The Attorney: Let Justice Reign

South Korean President Roh Moo-Hyun's life was certainly worthy of a movie. The youngest of five kids in a poor, small-town family, he often had to leave school to help out at home. Despite never going to college, Roh passed the bar and became not just a self-taught lawyer but a judge, although it was in the former capacity that he did the civil rights work that became the core of his career. Eventually he was elected to the highest office in the land, at which point he was indicted then reinstated. After leaving that office, he was embroiled in a few controversies around bribery and political corruption. Eventually, he committed suicide by jumping off a mountain. That's a pretty compelling life story!

Yang Woo-seok's The Attorney doesn't follow that biography to the letter of the law but even though the lead character is named Park Byung-ho (Song Kang-ho), and his backstory is somewhat recast as that of an apolitical opportunist who has an ennobling epiphany about his profession when the faultless son (Yim Si-wan) of a big-hearted cafe-owner (Kim Yeong-ae) is illegally held prisoner and tortured for being part of a harmless book-reading group, we know this is about Roh. But stripped of his official identity, the movie also allows us to embrace Roh's accomplishments without being burdened with the sad details that followed his ascent to the presidency. All of this helps make The Attorney a feel-good story.

We like seeing the self-taught litigator outwit his snobby colleagues to become a successful self-made businessman. We like seeing him move into an apartment that he helped to build back in the days when he was doing construction to make ends meet. We like seeing him rise to the occasion when injustice suddenly pops up in his inner circle. And we love his refusal to compromise when the insider deals are offered as if justice could be meted out that way by a stuffy judge (Song Young-chang) with no conscience!
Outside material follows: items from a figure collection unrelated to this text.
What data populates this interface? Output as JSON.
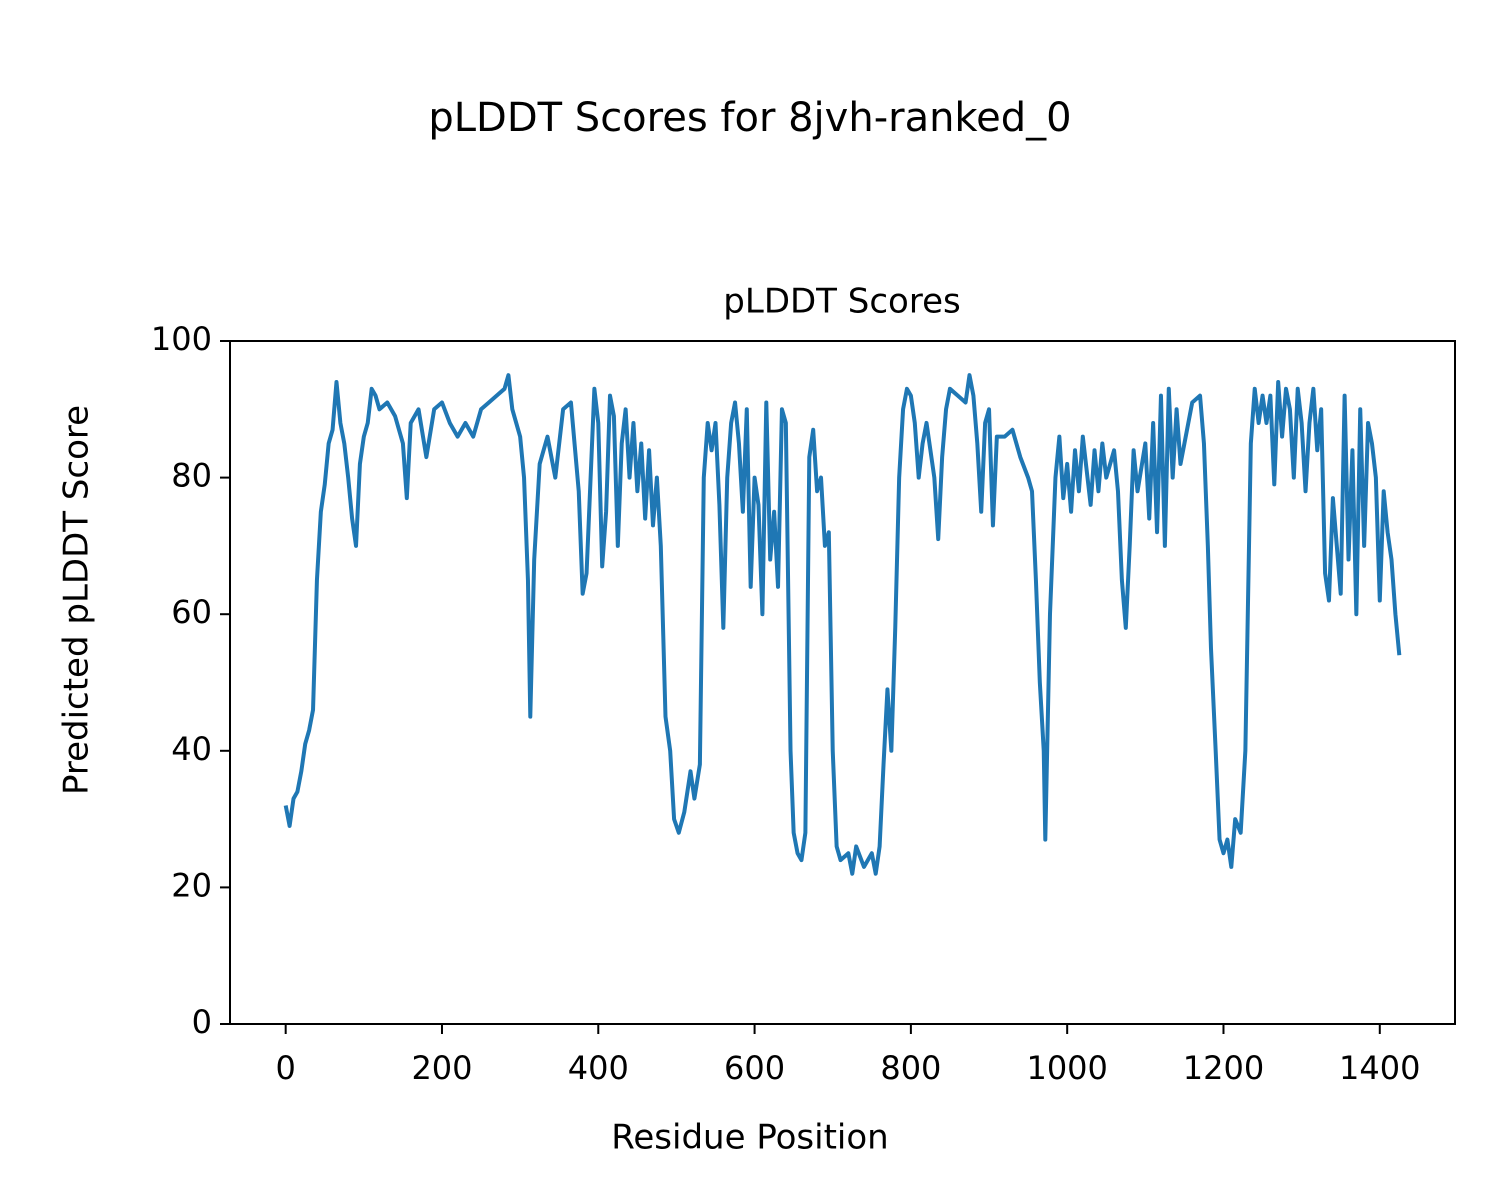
{
  "chart_data": {
    "type": "line",
    "title": "pLDDT Scores for 8jvh-ranked_0",
    "subtitle": "pLDDT Scores",
    "x_label": "Residue Position",
    "y_label": "Predicted pLDDT Score",
    "color": "#1f77b4",
    "xlim": [
      -71.25,
      1496.25
    ],
    "ylim": [
      0,
      100
    ],
    "xticks": [
      0,
      200,
      400,
      600,
      800,
      1000,
      1200,
      1400
    ],
    "yticks": [
      0,
      20,
      40,
      60,
      80,
      100
    ],
    "x": [
      0,
      5,
      10,
      15,
      20,
      25,
      30,
      35,
      40,
      45,
      50,
      55,
      60,
      65,
      70,
      75,
      80,
      85,
      90,
      95,
      100,
      105,
      110,
      115,
      120,
      130,
      140,
      150,
      155,
      160,
      170,
      180,
      190,
      200,
      210,
      220,
      230,
      240,
      250,
      260,
      270,
      280,
      285,
      290,
      295,
      300,
      305,
      310,
      313,
      318,
      325,
      335,
      345,
      355,
      365,
      375,
      380,
      385,
      395,
      400,
      405,
      410,
      415,
      420,
      425,
      430,
      435,
      440,
      445,
      450,
      455,
      460,
      465,
      470,
      475,
      480,
      486,
      492,
      497,
      503,
      510,
      518,
      523,
      530,
      535,
      540,
      545,
      550,
      555,
      560,
      565,
      570,
      575,
      580,
      585,
      590,
      595,
      600,
      605,
      610,
      615,
      620,
      625,
      630,
      635,
      640,
      646,
      650,
      655,
      660,
      665,
      670,
      675,
      680,
      685,
      690,
      695,
      700,
      705,
      710,
      720,
      725,
      730,
      740,
      750,
      755,
      760,
      765,
      770,
      775,
      780,
      785,
      790,
      795,
      800,
      805,
      810,
      815,
      820,
      830,
      835,
      840,
      845,
      850,
      860,
      870,
      875,
      880,
      885,
      890,
      895,
      900,
      905,
      910,
      920,
      930,
      940,
      950,
      955,
      960,
      965,
      970,
      972,
      978,
      985,
      990,
      995,
      1000,
      1005,
      1010,
      1015,
      1020,
      1030,
      1035,
      1040,
      1045,
      1050,
      1060,
      1065,
      1070,
      1075,
      1080,
      1085,
      1090,
      1100,
      1105,
      1110,
      1115,
      1120,
      1125,
      1130,
      1135,
      1140,
      1145,
      1150,
      1160,
      1170,
      1175,
      1180,
      1184,
      1190,
      1195,
      1200,
      1205,
      1210,
      1215,
      1222,
      1228,
      1235,
      1240,
      1245,
      1250,
      1255,
      1260,
      1265,
      1270,
      1275,
      1280,
      1285,
      1290,
      1295,
      1300,
      1305,
      1310,
      1315,
      1320,
      1325,
      1330,
      1335,
      1340,
      1345,
      1350,
      1355,
      1360,
      1365,
      1370,
      1375,
      1380,
      1385,
      1390,
      1395,
      1400,
      1405,
      1410,
      1415,
      1420,
      1425
    ],
    "y": [
      32,
      29,
      33,
      34,
      37,
      41,
      43,
      46,
      65,
      75,
      79,
      85,
      87,
      94,
      88,
      85,
      80,
      74,
      70,
      82,
      86,
      88,
      93,
      92,
      90,
      91,
      89,
      85,
      77,
      88,
      90,
      83,
      90,
      91,
      88,
      86,
      88,
      86,
      90,
      91,
      92,
      93,
      95,
      90,
      88,
      86,
      80,
      65,
      45,
      68,
      82,
      86,
      80,
      90,
      91,
      78,
      63,
      66,
      93,
      88,
      67,
      75,
      92,
      89,
      70,
      85,
      90,
      80,
      88,
      78,
      85,
      74,
      84,
      73,
      80,
      70,
      45,
      40,
      30,
      28,
      31,
      37,
      33,
      38,
      80,
      88,
      84,
      88,
      76,
      58,
      80,
      88,
      91,
      85,
      75,
      90,
      64,
      80,
      76,
      60,
      91,
      68,
      75,
      64,
      90,
      88,
      40,
      28,
      25,
      24,
      28,
      83,
      87,
      78,
      80,
      70,
      72,
      40,
      26,
      24,
      25,
      22,
      26,
      23,
      25,
      22,
      26,
      38,
      49,
      40,
      58,
      80,
      90,
      93,
      92,
      88,
      80,
      85,
      88,
      80,
      71,
      83,
      90,
      93,
      92,
      91,
      95,
      92,
      85,
      75,
      88,
      90,
      73,
      86,
      86,
      87,
      83,
      80,
      78,
      65,
      50,
      40,
      27,
      60,
      80,
      86,
      77,
      82,
      75,
      84,
      78,
      86,
      76,
      84,
      78,
      85,
      80,
      84,
      78,
      65,
      58,
      70,
      84,
      78,
      85,
      74,
      88,
      72,
      92,
      70,
      93,
      80,
      90,
      82,
      85,
      91,
      92,
      85,
      70,
      55,
      40,
      27,
      25,
      27,
      23,
      30,
      28,
      40,
      85,
      93,
      88,
      92,
      88,
      92,
      79,
      94,
      86,
      93,
      90,
      80,
      93,
      88,
      78,
      88,
      93,
      84,
      90,
      66,
      62,
      77,
      70,
      63,
      92,
      68,
      84,
      60,
      90,
      70,
      88,
      85,
      80,
      62,
      78,
      72,
      68,
      60,
      54
    ]
  }
}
That may be the way, people like Park's greedy sidekick (Oh Dal-su) and his stone-faced nemesis (Kwak Do-won) want things to go, but in this Capra-esque tale, no can do!

October 8, 2015

End of Animal: The End of the End of World Movies as We Know Them

Doomsday scenarios tend to be big-budget affairs in the movies which makes writer-director-editor Jo Sung-hee's bare-bones End of Animal something truly unique, a catastrophe flick unconcerned with grandiose visuals, a low-budget Last Judgment pic that looks so familiar that you really do feel that the Final Days are just around the corner. This is an Armageddon without fire and brimstone. Instead of the four horseman, you've got a child-molesting taxi driver (Kim Yeong-ho). Consider this the reckoning that happens when the lights go out, there's no more electricity and you're left fending for yourself amid a greatly decimated population peopled by antagonistic survivors with no fashion sense.
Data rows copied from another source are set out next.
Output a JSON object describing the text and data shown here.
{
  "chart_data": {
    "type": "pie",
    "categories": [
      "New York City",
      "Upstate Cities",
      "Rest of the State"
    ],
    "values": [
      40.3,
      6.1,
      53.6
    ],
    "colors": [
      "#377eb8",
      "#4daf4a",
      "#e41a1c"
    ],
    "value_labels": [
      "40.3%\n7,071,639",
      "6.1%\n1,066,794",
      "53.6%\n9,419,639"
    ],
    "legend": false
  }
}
Apropos of a 21st Century End of Days, you've got plenty of latter day Christian imagery throughout: a long-suffering Mary (Lee Min-ji), single, pregnant and looking for a place to rest; a mean-spirited angel/archangel (Park Hae-il) who communicates via walkie talkie; and a few small, strange miracles like a candy bar that appears from out of nowhere and a cute yet ominous, fluffy white dog that shows up just in time to be barbecued.
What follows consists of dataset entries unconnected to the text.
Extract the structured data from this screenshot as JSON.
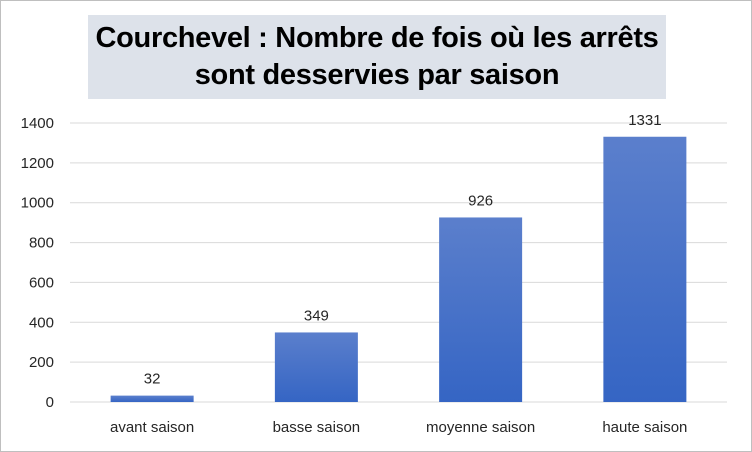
{
  "chart_data": {
    "type": "bar",
    "title": "Courchevel : Nombre de fois où les arrêts sont desservies par saison",
    "categories": [
      "avant saison",
      "basse saison",
      "moyenne saison",
      "haute saison"
    ],
    "values": [
      32,
      349,
      926,
      1331
    ],
    "data_labels": [
      "32",
      "349",
      "926",
      "1331"
    ],
    "yticks": [
      0,
      200,
      400,
      600,
      800,
      1000,
      1200,
      1400
    ],
    "ylim": [
      0,
      1400
    ],
    "xlabel": "",
    "ylabel": "",
    "grid": true,
    "legend": "none",
    "colors": {
      "bar_top": "#5b7fcc",
      "bar_bottom": "#3565c4",
      "grid": "#d9d9d9",
      "title_bg": "#dde2ea"
    }
  }
}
Everyone seems somewhat shell-shocked in End of Animal because instead of grappling with the larger reality (life as we know it is damn well over), they're fighting over the smallest of necessities: a middle-aged bicyclist (Yoo Seung-mok) just wants to get laid or sucked or jerked off; a stranded woman (Lee Min-ah) covets then steals a comfortable pair of walking shoes.

Having suffered endless indignities — many of them from a bullying traveling partner (Park Sae-jong)— the young woman is invited by her guardian angel to say what she wants to which she belatedly replies "a nice apartment, a new car, etc." She's clearly learned nothing from surviving one disaster after another, which leads you to wonder if we're living in a Heaven we don't recognize or suffering in a kind of Purgatory from which we'll never escape. Never. At least, not like we'd imagined or hoped. Or prayed.